No clarification on whether Aqua Ghyranis tokens go on the Embergard board. This feels like it’s intended due to the wording in the Spitewood book about how the “limpid pool side” is used for the new Spitewood boards while the “lifewater vial side” more closely matches the aesthetics of the Embergard board. Why have a side that matches the old board if it’s not intended to be used there? However, I’m not sure that aesthetic flavor text should count as load bearing rules text, so I’d personally like to see this clarified. I’ll continue to play as if the Aqua Ghyranis tokens are meant to be used on each board in the meantime.

No FAQs for Blood of the Bull, Kurnoth’s Heralds, Deadly Synergy, or Hunting Grounds. This isn’t unusual given they were just released and there probably haven’t been too many questions submitted yet (although I’ve certainly sent some in!). Hopefully we’ll get documents for these four releases in a reasonable time frame.

Projected Impact of this Update

This is great. If I had to grade this update, I’d give it something in the B+ or A- range. It directly addressed Zarbag’s Gitz before they released and became A Very Big Problem, especially considering they would have wrecked the World Championship of Warhammer. It gave a gentle tap to Pillage & Plunder, a deck that’s been saturating the environment and I’d be glad to see become less prominent. Exiled Dead wasn’t high up on my problem list, but I was also probably just comparing everything in the Spitewood release to Zarbag’s Gitz so it’s possible my barometer was just so screwed up. Excitingly, the removal of plot restrictions for Nemesis deck building opens up some new options and it’s like Christmas all over again. Likewise, the reversion (and then some!) of the treasure token placement rules will hopefully give that style of play a shot in the arm and let us see more variety in what play styles show up at the table.

The only things that I personally were hoping for were clarification on the boards and Aqua Ghyranis tokens, which I expect we’ll either get shortly in a formal manner or at least as a World Championship of Warhammer ruling (that I am sure will trickle down into the community). Maybe, in my darkest of hearts, I was also hoping for another Restricted card to be added to Blazing Assault or Countdown to Cataclysm because I was hoping it would spur some new deck pairings showing up, but by removing the plot card restriction I think this was achieved in a less restrictive way.
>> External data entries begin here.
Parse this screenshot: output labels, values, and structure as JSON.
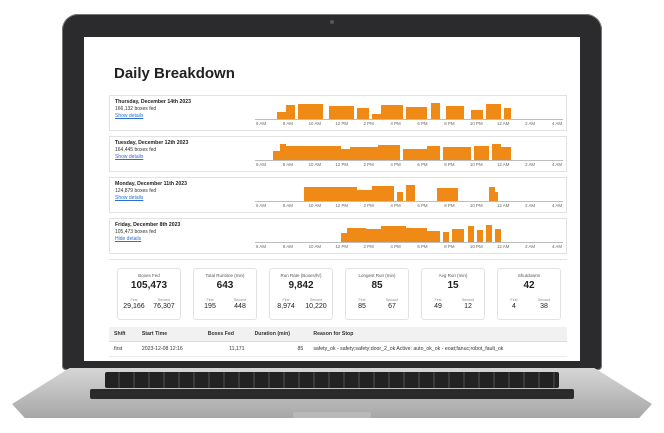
{
  "page": {
    "title": "Daily Breakdown"
  },
  "hours": [
    "6 AM",
    "8 AM",
    "10 AM",
    "12 PM",
    "2 PM",
    "4 PM",
    "6 PM",
    "8 PM",
    "10 PM",
    "12 AM",
    "2 AM",
    "4 AM"
  ],
  "days": [
    {
      "date": "Thursday, December 14th 2023",
      "boxes": "166,132 boxes fed",
      "link": "Show details",
      "runs": [
        [
          0.07,
          0.1,
          0.4
        ],
        [
          0.1,
          0.13,
          0.8
        ],
        [
          0.14,
          0.22,
          0.85
        ],
        [
          0.24,
          0.32,
          0.7
        ],
        [
          0.33,
          0.37,
          0.6
        ],
        [
          0.38,
          0.41,
          0.3
        ],
        [
          0.41,
          0.48,
          0.75
        ],
        [
          0.49,
          0.56,
          0.65
        ],
        [
          0.57,
          0.6,
          0.9
        ],
        [
          0.62,
          0.68,
          0.7
        ],
        [
          0.7,
          0.74,
          0.5
        ],
        [
          0.75,
          0.8,
          0.85
        ],
        [
          0.81,
          0.83,
          0.6
        ]
      ]
    },
    {
      "date": "Tuesday, December 12th 2023",
      "boxes": "164,445 boxes fed",
      "link": "Show details",
      "runs": [
        [
          0.06,
          0.08,
          0.5
        ],
        [
          0.08,
          0.1,
          0.9
        ],
        [
          0.1,
          0.2,
          0.8
        ],
        [
          0.2,
          0.28,
          0.75
        ],
        [
          0.28,
          0.31,
          0.6
        ],
        [
          0.31,
          0.4,
          0.7
        ],
        [
          0.4,
          0.47,
          0.85
        ],
        [
          0.48,
          0.56,
          0.6
        ],
        [
          0.56,
          0.6,
          0.8
        ],
        [
          0.61,
          0.7,
          0.7
        ],
        [
          0.71,
          0.76,
          0.75
        ],
        [
          0.77,
          0.8,
          0.9
        ],
        [
          0.8,
          0.83,
          0.7
        ]
      ]
    },
    {
      "date": "Monday, December 11th 2023",
      "boxes": "124,879 boxes fed",
      "link": "Show details",
      "runs": [
        [
          0.16,
          0.33,
          0.75
        ],
        [
          0.33,
          0.38,
          0.6
        ],
        [
          0.38,
          0.45,
          0.85
        ],
        [
          0.46,
          0.48,
          0.5
        ],
        [
          0.49,
          0.52,
          0.9
        ],
        [
          0.59,
          0.66,
          0.7
        ],
        [
          0.76,
          0.78,
          0.8
        ],
        [
          0.78,
          0.79,
          0.5
        ]
      ]
    },
    {
      "date": "Friday, December 8th 2023",
      "boxes": "105,473 boxes fed",
      "link": "Hide details",
      "runs": [
        [
          0.28,
          0.3,
          0.5
        ],
        [
          0.3,
          0.36,
          0.8
        ],
        [
          0.36,
          0.41,
          0.7
        ],
        [
          0.41,
          0.49,
          0.9
        ],
        [
          0.49,
          0.56,
          0.75
        ],
        [
          0.56,
          0.6,
          0.6
        ],
        [
          0.61,
          0.63,
          0.55
        ],
        [
          0.64,
          0.68,
          0.7
        ],
        [
          0.69,
          0.71,
          0.9
        ],
        [
          0.72,
          0.74,
          0.65
        ],
        [
          0.75,
          0.77,
          0.95
        ],
        [
          0.78,
          0.8,
          0.7
        ]
      ]
    }
  ],
  "stats": [
    {
      "title": "Boxes Fed",
      "value": "105,473",
      "first_label": "First",
      "first": "29,166",
      "second_label": "Second",
      "second": "76,307"
    },
    {
      "title": "Total Runtime (min)",
      "value": "643",
      "first_label": "First",
      "first": "195",
      "second_label": "Second",
      "second": "448"
    },
    {
      "title": "Run Rate (Boxes/hr)",
      "value": "9,842",
      "first_label": "First",
      "first": "8,974",
      "second_label": "Second",
      "second": "10,220"
    },
    {
      "title": "Longest Run (min)",
      "value": "85",
      "first_label": "First",
      "first": "85",
      "second_label": "Second",
      "second": "67"
    },
    {
      "title": "Avg Run (min)",
      "value": "15",
      "first_label": "First",
      "first": "49",
      "second_label": "Second",
      "second": "12"
    },
    {
      "title": "Shutdowns",
      "value": "42",
      "first_label": "First",
      "first": "4",
      "second_label": "Second",
      "second": "38"
    }
  ],
  "table": {
    "headers": {
      "shift": "Shift",
      "start": "Start Time",
      "boxes": "Boxes Fed",
      "duration": "Duration (min)",
      "reason": "Reason for Stop"
    },
    "rows": [
      {
        "shift": "first",
        "start": "2023-12-08 12:16",
        "boxes": "11,171",
        "duration": "85",
        "reason": "safety_ok - safety;safety;door_2_ok Active: auto_ok_ok - eoat;fanuc;robot_fault_ok"
      }
    ]
  },
  "colors": {
    "accent": "#ef8a17",
    "link": "#2a6fd6"
  }
}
I particularly foresee horde warbands benefiting greatly from the removal of plot restrictions — Thorns of the Briar Queen with Edge of the Knife and Deadly Synergy? Grymwatch with Countdown to Cataclysm and Edge of the Knife? Juicy! Elite aggro might be in for a tougher time, but maybe there’s something that can be done with the extra accuracy from Raging Slayers when paired with another of the plot decks? It’s the time of the mad scientist and everyone needs to start brewing weird builds to test. I know I’m looking forward to seeing how these changes impact my own games!